💛 23

17.4K 2.6K 70
                                    

.
.
.
.
Happy Reading 💛

Kesedihan dan rasa sakit adalah perasaan wajar yang perlu kita terima. Banyak orang yang berduka dan merasa sakit ingin menolak atau menghilangkan perasaan tersebut. Tapi, mencoba menolak perasaan itu justru membuat mereka semakin sulit menghilangkannya.

Cara dari menghilangan rasa itu adalah dengan mengikhlaskan dari rasa itu sendiri, kemudian menerima dengan lapang dada.

Suasana mansion Alexander saat ini sangat sunyi, para maid pun memutuskan untuk keluar dari pekerjaannya setelah kejadian seminggu yang lalu. Hanya tersisa separuhnya.

Alexander menatap kosong ruangan kerjanya. Terlihat kantung mata yang menghitam. Dirinya benar-benar kacau.

Setiap malam Alexander selalu mengelilingi mansionnya, termasuk kamar kaylan. Dirinya benar-benar menyesal.

Ting!

Notif ponsel tiba-tiba berbunyi.

Alexander buru-buru membuka pesan tersebut. Ia membaca Pesan itu dengan serius.

"Ah, bukan__" ucapnya berat, ia kira pesan itu bersangkutan dengan kaylan, ternyata tentang pekerjaanya yang berada di luar kota.

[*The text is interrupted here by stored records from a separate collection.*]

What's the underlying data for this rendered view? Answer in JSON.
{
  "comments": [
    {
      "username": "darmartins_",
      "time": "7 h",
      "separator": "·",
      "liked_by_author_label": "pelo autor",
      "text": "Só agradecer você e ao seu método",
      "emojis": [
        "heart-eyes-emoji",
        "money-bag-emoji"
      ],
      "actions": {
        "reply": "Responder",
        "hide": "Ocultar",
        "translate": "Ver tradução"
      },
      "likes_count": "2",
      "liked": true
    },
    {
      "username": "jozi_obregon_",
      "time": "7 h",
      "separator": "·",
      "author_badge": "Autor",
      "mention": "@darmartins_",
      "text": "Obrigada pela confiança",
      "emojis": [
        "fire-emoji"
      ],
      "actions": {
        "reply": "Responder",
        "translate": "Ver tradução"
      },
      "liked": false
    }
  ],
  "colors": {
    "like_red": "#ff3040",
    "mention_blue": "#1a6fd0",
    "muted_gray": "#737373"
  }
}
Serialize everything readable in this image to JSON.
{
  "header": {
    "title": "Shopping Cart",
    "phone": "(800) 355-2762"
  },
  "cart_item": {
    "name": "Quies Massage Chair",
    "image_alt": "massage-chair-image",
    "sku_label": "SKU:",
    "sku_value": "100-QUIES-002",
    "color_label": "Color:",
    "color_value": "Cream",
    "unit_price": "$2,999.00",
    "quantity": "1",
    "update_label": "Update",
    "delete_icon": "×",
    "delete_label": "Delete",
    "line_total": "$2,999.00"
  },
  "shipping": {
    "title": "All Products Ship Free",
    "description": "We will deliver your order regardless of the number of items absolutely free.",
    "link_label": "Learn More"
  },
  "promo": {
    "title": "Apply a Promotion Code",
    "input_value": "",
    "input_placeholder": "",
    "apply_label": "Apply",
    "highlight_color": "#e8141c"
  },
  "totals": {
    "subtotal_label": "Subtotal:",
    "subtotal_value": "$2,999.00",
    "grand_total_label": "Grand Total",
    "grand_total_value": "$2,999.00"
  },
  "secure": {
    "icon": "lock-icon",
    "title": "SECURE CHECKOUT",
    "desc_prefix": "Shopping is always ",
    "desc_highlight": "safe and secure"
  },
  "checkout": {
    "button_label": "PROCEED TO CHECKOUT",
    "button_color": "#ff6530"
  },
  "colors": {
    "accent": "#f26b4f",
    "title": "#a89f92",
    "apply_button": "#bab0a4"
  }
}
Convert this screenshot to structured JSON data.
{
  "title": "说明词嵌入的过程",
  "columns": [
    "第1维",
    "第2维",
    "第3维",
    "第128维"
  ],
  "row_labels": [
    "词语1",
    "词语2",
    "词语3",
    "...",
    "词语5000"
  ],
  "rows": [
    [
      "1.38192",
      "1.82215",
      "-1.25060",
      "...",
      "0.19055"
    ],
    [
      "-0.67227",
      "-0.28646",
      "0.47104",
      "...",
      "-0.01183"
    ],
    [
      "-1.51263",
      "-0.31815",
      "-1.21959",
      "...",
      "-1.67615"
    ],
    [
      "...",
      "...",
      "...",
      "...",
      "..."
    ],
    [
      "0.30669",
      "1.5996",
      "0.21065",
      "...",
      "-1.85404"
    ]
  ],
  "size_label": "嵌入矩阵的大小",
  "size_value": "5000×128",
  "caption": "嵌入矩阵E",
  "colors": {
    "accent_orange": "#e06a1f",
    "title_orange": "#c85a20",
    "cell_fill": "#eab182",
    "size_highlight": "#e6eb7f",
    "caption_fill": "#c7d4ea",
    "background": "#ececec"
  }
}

Alexander menarik laci mejanya, lalu mengeluarkan album foto yang ia sembunyikan dibalik mejanya. Lalu membuka satu persatu lembaran foto tersebut.

Sudah semingggu lebih anak-anaknya tidak kembali kemansionnya. Ah, bukankah dulu dirinyalah yang tidak pernah pulang kemansion? Ternyata seperti ini rasanya...

***

Suasana hangat menyelimuti mansion opa dan omanya pagi ini. Terlihat Kaylan yang tertawa melihat Arvin abngnya saat ini.

"Kau tertawa hm?" Tanya Arvin sudah siap menerkam kaylan saat ini.

Pagi ini Kaylan dan Arvin sedang membantu omanya membuat cake. Berbeda dengan Arvan yang sudah pergi dari mansion bersama opanya pagi buta tadi.

Kaylan yang melihat Arvin abangnya akan membalasnya buru-buru berlari mendekati omanya.

"Hahaha maaf kay tidak sengajaaaa," seru Kaylan sambil menatap takut tepung ditangan abangnya.

Diana yang melihat itu menghela nafas, pasalnya sedari tadi kedua cucunya ini bukan membantunya, justru membuat kekacauan.

"Arvin, Kaylan, cukup!" Ucap tegas Diana menatap tajam keduanya.

Kaylan dan Arvin yang akan melempar lagi tepung dari tangannya berhenti seketika. Omanya marah? Kaylan dan Arvin buru-buru menghadap omanya.

Diana menatap tajam keduanya, padahal usia keduanya berbeda jauh. Tepung berserakan dimana-dimana, wajah keduanya benar-benar seperti donat saat ini. Dan itu membuatnya pusing.

"Arvin, kau sudah besar! dan juga, kembalilah kuliah hari ini juga. tidak ada penolakan!" Ucap Diana masih menatap tajam Arvin didepannya.

Kaylan yang mendengar kata kuliah itu langsung mengangkat wajahnya. Kalau abangnya ini kuliah, dengan siapa ia bermain?

Arvin menghela nafas mendengar ucapan omanya barusan. Ia sudah malas untuk pergi kuliah.

"Oma, kay ikut abang boleh?" Tanya Kaylan pelan tiba-tiba sambil menatap polos omanya.

Diana yang mendengar pertanyaan cucu bungsunya langsung melembutkan tatapannya. Ia tidak tega jika memarahi anak menggemaskan didepannya ini.

"Oma?" Ucap Kaylan lagi sambil menghapus tepung diwajahnya.